The business of design
A natural leader and entrepreneur, Nikita understood, by the time she went to college, the practicalities, the cash flows and the costs of running a fashion business. It stood her good stead. “A lot of designers go into fashion school and become very strong designers. But they don’t really train you on how to run a business at fashion school. For me, that came through my upbringing,” she says. When the time came for university, she chose the London College of Fashion.
The university was well-connected in industry circles and Nikita Karizma was still a bright-eyed student when she received a styling request that blew her away, from Lady Gaga. The popstar, who is known for supporting young designers, went on to be styled by Nikita.
Finding strength in diversity
Nikita knew at the outset that she wanted to have her own clothing line. She used the money she earned from the Little Mix commission to start her own business. Although it seems an obvious choice, considering her family’s line of work, Nikita was still a young, woman of colour trying to make a mark in the highly competitive, often cut-throat world of fashion. “In fashion school, I was the only Indian girl. When I go to networking events, I’m still the only Indian girl in the room. This was the case both in the UK and in America,” Nikita remarks. She found her “cultural creative tribe” in the Indian stylists who began reaching out to her. This was how her designer line, Nikita Karizma, came to be.

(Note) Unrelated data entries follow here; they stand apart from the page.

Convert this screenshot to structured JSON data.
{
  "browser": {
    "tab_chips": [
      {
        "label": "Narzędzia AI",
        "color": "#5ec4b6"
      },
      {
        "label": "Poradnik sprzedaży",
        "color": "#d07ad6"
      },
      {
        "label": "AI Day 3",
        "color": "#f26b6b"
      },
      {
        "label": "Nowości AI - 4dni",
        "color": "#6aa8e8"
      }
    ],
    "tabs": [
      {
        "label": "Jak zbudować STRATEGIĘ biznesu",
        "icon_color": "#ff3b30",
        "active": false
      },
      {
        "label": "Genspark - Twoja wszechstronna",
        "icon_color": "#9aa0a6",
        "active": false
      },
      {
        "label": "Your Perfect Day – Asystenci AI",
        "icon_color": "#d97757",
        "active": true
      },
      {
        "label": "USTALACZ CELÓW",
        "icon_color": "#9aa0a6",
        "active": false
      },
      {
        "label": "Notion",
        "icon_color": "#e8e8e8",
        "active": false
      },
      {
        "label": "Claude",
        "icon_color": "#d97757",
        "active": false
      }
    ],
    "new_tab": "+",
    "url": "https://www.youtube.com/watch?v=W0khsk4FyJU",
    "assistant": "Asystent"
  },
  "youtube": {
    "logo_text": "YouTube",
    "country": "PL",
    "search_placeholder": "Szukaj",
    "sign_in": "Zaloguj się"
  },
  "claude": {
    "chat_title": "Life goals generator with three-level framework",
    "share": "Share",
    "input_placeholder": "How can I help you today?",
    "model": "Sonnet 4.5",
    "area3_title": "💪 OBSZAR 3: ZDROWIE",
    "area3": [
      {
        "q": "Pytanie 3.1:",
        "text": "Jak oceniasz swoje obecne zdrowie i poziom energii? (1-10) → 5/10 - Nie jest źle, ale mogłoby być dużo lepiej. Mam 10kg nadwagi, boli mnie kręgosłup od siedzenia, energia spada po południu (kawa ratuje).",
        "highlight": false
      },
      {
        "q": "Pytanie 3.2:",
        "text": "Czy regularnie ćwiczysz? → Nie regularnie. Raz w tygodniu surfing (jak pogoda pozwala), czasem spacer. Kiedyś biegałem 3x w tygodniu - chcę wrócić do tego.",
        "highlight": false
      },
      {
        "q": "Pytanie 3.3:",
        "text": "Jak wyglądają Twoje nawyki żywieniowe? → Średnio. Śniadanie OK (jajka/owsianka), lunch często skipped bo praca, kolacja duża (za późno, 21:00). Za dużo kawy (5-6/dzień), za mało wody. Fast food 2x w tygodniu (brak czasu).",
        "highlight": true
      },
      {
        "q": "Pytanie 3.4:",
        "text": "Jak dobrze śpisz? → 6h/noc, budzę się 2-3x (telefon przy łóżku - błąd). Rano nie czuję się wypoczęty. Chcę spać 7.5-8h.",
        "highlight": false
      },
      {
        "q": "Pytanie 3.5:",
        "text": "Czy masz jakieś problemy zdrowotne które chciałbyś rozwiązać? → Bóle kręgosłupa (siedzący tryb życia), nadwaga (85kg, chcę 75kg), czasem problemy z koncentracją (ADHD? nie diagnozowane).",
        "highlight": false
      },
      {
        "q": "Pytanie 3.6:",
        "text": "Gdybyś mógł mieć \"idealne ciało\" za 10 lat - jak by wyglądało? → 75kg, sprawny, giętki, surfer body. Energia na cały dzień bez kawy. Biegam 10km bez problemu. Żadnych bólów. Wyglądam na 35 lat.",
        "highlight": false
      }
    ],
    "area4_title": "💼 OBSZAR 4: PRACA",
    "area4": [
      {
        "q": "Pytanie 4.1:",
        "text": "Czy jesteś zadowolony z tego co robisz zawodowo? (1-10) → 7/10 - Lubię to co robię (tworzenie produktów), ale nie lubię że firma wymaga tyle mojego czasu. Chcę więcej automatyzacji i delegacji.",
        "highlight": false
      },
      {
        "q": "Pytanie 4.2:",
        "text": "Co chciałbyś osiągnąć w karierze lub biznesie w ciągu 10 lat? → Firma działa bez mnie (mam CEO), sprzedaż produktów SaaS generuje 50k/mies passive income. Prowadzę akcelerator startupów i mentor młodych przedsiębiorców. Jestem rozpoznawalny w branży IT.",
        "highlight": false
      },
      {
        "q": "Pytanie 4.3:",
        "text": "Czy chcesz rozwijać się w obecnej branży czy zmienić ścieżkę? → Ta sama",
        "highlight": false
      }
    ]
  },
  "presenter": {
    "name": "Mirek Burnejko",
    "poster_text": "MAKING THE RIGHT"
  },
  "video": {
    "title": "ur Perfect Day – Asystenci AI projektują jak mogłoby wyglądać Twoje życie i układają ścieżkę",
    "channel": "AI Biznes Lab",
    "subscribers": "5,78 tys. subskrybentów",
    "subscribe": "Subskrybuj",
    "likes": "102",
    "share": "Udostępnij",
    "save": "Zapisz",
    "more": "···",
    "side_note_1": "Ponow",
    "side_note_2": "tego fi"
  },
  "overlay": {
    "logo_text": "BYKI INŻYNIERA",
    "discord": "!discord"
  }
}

The young designer remained unfazed by the fact that she was different. “My family prepared me for it. They told me not to worry about being in a minority and to just focus on my talent and skillset,” she says, adding, “That’s the only thing which matters in the long term. Ultimately, it comes down to your product.” These were also the early days of social media, and influencers weren’t really a thing. “It wasn’t a desirable career path and a job. People didn’t understand the path I had taken.” This was also before the world had taken to posting every detail of their lives on social media. With very little documentation, the fashion industry remained insulated from the rest of the world. Things have come a long way since, and now, being a fashion designer is a highly sought-after job. “These days, when I post videos of what I do at work, they are seen as aspirational. But it’s also a saturated and competitive market,” she says. She kept her head down and focussed on her skillsets, and on creating the best products. “Ultimately, if your work is good, people want to wear them. As long as that happens, I know I can carry on in the long term.”